I realized that in contrast to the lone advertising sign in front of a steakhouse back in Terre Haute, the clout of the National Guard's nationwide recruiting budget was a humongous beast-and it seems to be busily devouring the hearts and minds of confused and misdirected young Americans.
ALIENATED STUDENTS IN USA
Less than a week later several newspaper articles in Michigan caught my attention as they are related to the education and training process of young Americans. I, myself, currently work in vocational training of youths in Kuwait (but not American youths. I teach Kuwaiti youths starting on their career at one of the national petroleum companies.)
The first article evaluated revealed the results of a national survey and then primarily focused on the results in Michigan. The author was concerned about the likelihood of present 16- to 18-year old Michigan high school students either (a) graduating from a vocational or community college within 4 years or (b) graduating from a university or college within 8 years. The article writer pointed out that Michigan students were well under the national average in both these categories. An furtive explanation was given saying that young people were disillusioned with their educational options in America, but the article didn't elaborate further.
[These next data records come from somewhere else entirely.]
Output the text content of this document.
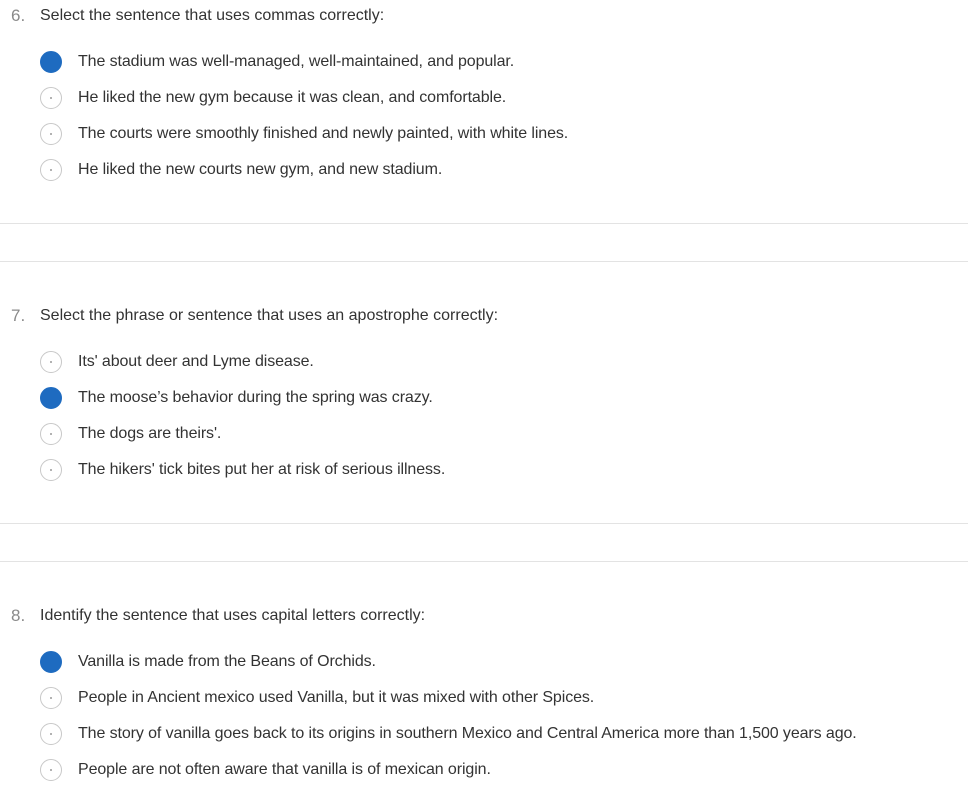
6. Select the sentence that uses commas correctly:
The stadium was well-managed, well-maintained, and popular.
He liked the new gym because it was clean, and comfortable.
The courts were smoothly finished and newly painted, with white lines.
He liked the new courts new gym, and new stadium.
7. Select the phrase or sentence that uses an apostrophe correctly:
Its' about deer and Lyme disease.
The moose’s behavior during the spring was crazy.
The dogs are theirs'.
The hikers' tick bites put her at risk of serious illness.
8. Identify the sentence that uses capital letters correctly:
Vanilla is made from the Beans of Orchids.
People in Ancient mexico used Vanilla, but it was mixed with other Spices.
The story of vanilla goes back to its origins in southern Mexico and Central America more than 1,500 years ago.
People are not often aware that vanilla is of mexican origin.
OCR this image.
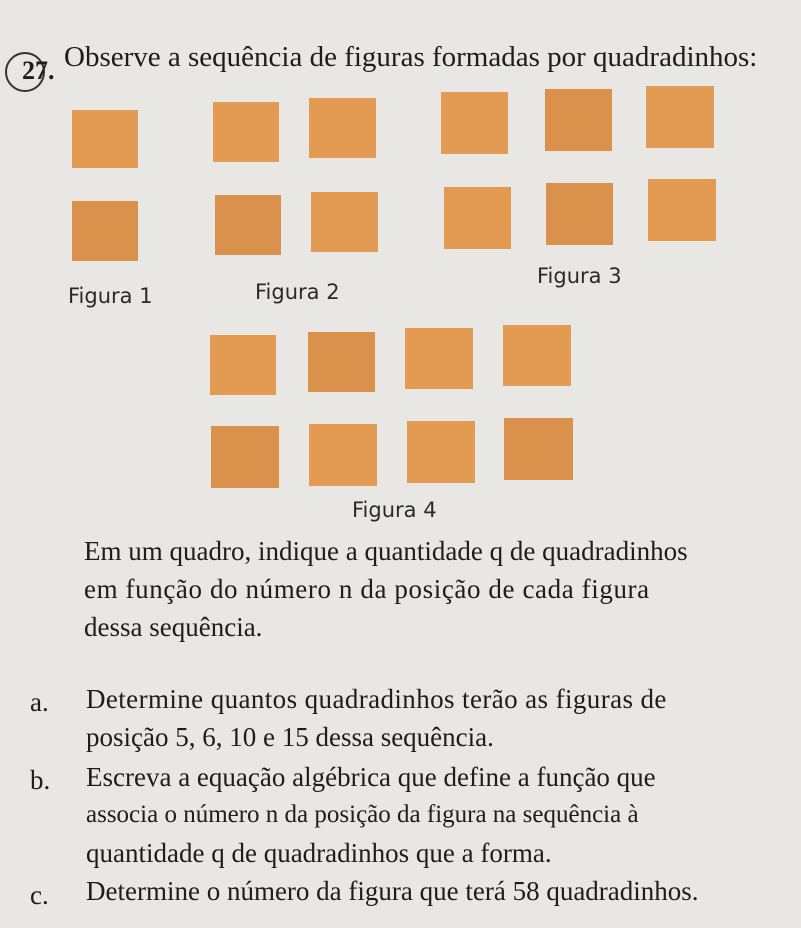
27. Observe a sequência de figuras formadas por quadradinhos:
Figura 1	Figura 2
Figura 3
Figura 4
Em um quadro, indique a quantidade q de quadradinhos
em função do número n da posição de cada figura
dessa sequência.
a. Determine quantos quadradinhos terão as figuras de
posição 5, 6, 10 e 15 dessa sequência.
b. Escreva a equação algébrica que define a função que
associa o número n da posição da figura na sequência à
quantidade q de quadradinhos que a forma.
c. Determine o número da figura que terá 58 quadradinhos.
In summary, the author of that aforementioned first article stated simply that a large portion of American youth were disillusioned with the education system in America. That is, not only are the public primary and secondary students and parents unhappy with the American education process, but university-age students are finding the prominent options and modes of education in the USA as deplorable or at least disillusioning. (For decades now U.S. education has been basking in its status as the best in the world in its offerings higher education. However, such a survey of students disillusioned with the higher education process in the USA is seldom discussed either in the USA or abroad.)
The same author should have t out that students in American university and college levels in America have been leaving school (graduation or not) with the largest educational debts in American-especially since the 1970s when the GI bill ended. These financial debts are one of the many reasons that young people in America join the military-despite being shipped off to war and to other dangerous places year after year.
Similarly, a second article I noted that same weekend concerned the huge recent increase of young recruits joining America's armed services in this August 2007.
This increase was largely due to $20,000 joining bonuses currently being offered new recruits. It is questionable whether this sudden increase in young people leaving colleges and universities in autumn 2007 will continue very much longer as university classes are starting up and the many American university students, who have decided to run-up their debt on run-away education costs, have made their decision to borrow and forego falling prey to the short-gains promised them by military recruiters--who often cannot back up a majority of their recruitment promises each year.